Gen Abdul Fatteh Younis recently defected from the Gadafy’s military. Now he commands the rebel forces
JUST OVER a month ago, Gen Abdul Fatteh Younis was Muammar Gadafy’s right-hand man, bound by almost five decades of friendship and service dating back to the 1969 military coup that propelled Gadafy to power.
Today Younis sits in a safe house in rebel-held Benghazi with a price on his head following his sensational defection in the early days of Libya’s uprising. He now co-ordinates the rebels’ military push to overthrow Gadafy.
When Younis sided with the opposition, the Gadafy regime claimed he had been kidnapped. His bodyguard later died in a shooting incident.
Shortly after his defection, Younis was predicting that the man he knows better than most would “either commit suicide or resist until he falls”.
Losing such a close ally was a major blow to Gadafy, one that clearly still rankles.
Last weekend, in a bid to sow suspicion among those rebels still wary of Younis’ true loyalties, the regime ran reports in state media that Younis was being reinstalled as interior minister, the post he held before throwing his lot in with the uprising.
“Gadafy wants to cut my relations with the revolution by any means, no matter how dirty,” says Younis, sitting beneath a photograph of Omar al-Mukhtar, the Libyan colonial-era resistance hero whose image and slogan has been adopted by the rebels. He believes Gadafy’s departure is unlikely to be swift or quiet.
“This man is stubborn. He will not leave the country or surrender easily . . . The situation is very complicated at the moment and I hope it will not continue for long but all the evidence suggests that Gadafy is trying to make it last even longer.” Younis talks of rumours that Gadafy has left the capital Tripoli and is now in southern Libya, and adds that there is “some evidence” that he has withdrawn money, gold and foreign currency from the central bank. He speculates that Gadafy might use this to establish himself in Chad or Niger, from where he would launch military operations in an attempt to return.
“I’m calling on the international community to realise that the sooner he is gone, the better it is for everybody, for the peace of the world,” he says.
Some opposition figures hope that the US and European coalition strikes against Gadafy’s air defences will trigger more senior defections and weaken Gadafy’s grip on power. Younis seems less certain.
“You cannot bet on something you do not have in your own hands,” he says.
“Gadafy’s strategy now is that he is effectively holding families of some of his cadre hostage in his compound so he can control their movements and make sure they will not defect or leave him. He is keeping them as human shields. He is a shrewd man in this way.”

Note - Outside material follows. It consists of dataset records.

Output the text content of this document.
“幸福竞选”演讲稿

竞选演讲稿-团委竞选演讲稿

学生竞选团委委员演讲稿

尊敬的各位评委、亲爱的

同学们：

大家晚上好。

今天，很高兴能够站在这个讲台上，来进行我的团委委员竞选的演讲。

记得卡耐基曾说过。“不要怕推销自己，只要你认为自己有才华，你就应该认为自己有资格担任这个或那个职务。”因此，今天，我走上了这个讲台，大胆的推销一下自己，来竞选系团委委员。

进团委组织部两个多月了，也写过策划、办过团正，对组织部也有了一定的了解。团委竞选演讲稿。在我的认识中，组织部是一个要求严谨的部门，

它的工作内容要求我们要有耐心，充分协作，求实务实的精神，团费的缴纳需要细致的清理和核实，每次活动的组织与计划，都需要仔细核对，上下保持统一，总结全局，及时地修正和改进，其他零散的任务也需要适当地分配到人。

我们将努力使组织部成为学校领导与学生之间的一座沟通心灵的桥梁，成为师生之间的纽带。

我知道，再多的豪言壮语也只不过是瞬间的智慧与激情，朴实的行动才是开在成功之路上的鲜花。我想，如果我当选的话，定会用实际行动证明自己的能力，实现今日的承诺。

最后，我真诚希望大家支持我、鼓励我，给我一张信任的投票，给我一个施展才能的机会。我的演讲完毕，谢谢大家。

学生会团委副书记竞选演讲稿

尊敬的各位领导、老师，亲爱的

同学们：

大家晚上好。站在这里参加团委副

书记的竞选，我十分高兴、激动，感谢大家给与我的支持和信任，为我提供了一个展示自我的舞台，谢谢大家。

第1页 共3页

Younis claims the rebel fighters are succeeding in pushing regime forces west, though eyewitness accounts from the front yesterday challenge this assertion.
“The no-fly zone is very helpful to allow the opposition forces come together and advance to the west . . to free those areas,” he says. He acknowledges that militarily his forces – a mix of fellow defectors and masses of untrained volunteers – are little match for the regime but argues that continuing air strikes on army installations will tip the balance in the rebels’ favour because, he insists, they are supported by the majority of Libyans.
“We are asking the international community to finish his security services because once they are gone then the rest will be done by the Libyan people.”
Younis talks of having between 15-20,000 fighters. “With that large number of revolutionaries, even with the light weapons they have, we can manage to achieve our goals, especially after air strikes help prepare the ground.”
Asked whether the rebels have been receiving foreign military assistance in the form of weapons, Younis replies: “So far we did not receive anything. A lot of countries promised to help us but they haven’t.”
Younis claims Gadafy’s recent behaviour has taken him by surprise.
“I am shocked because I realise now that I followed him for many years without knowing him very well inside.
“He was good with me, he listened to my advice, and he respected me . . . but what has happened now is completely different. It seems he was a good actor.”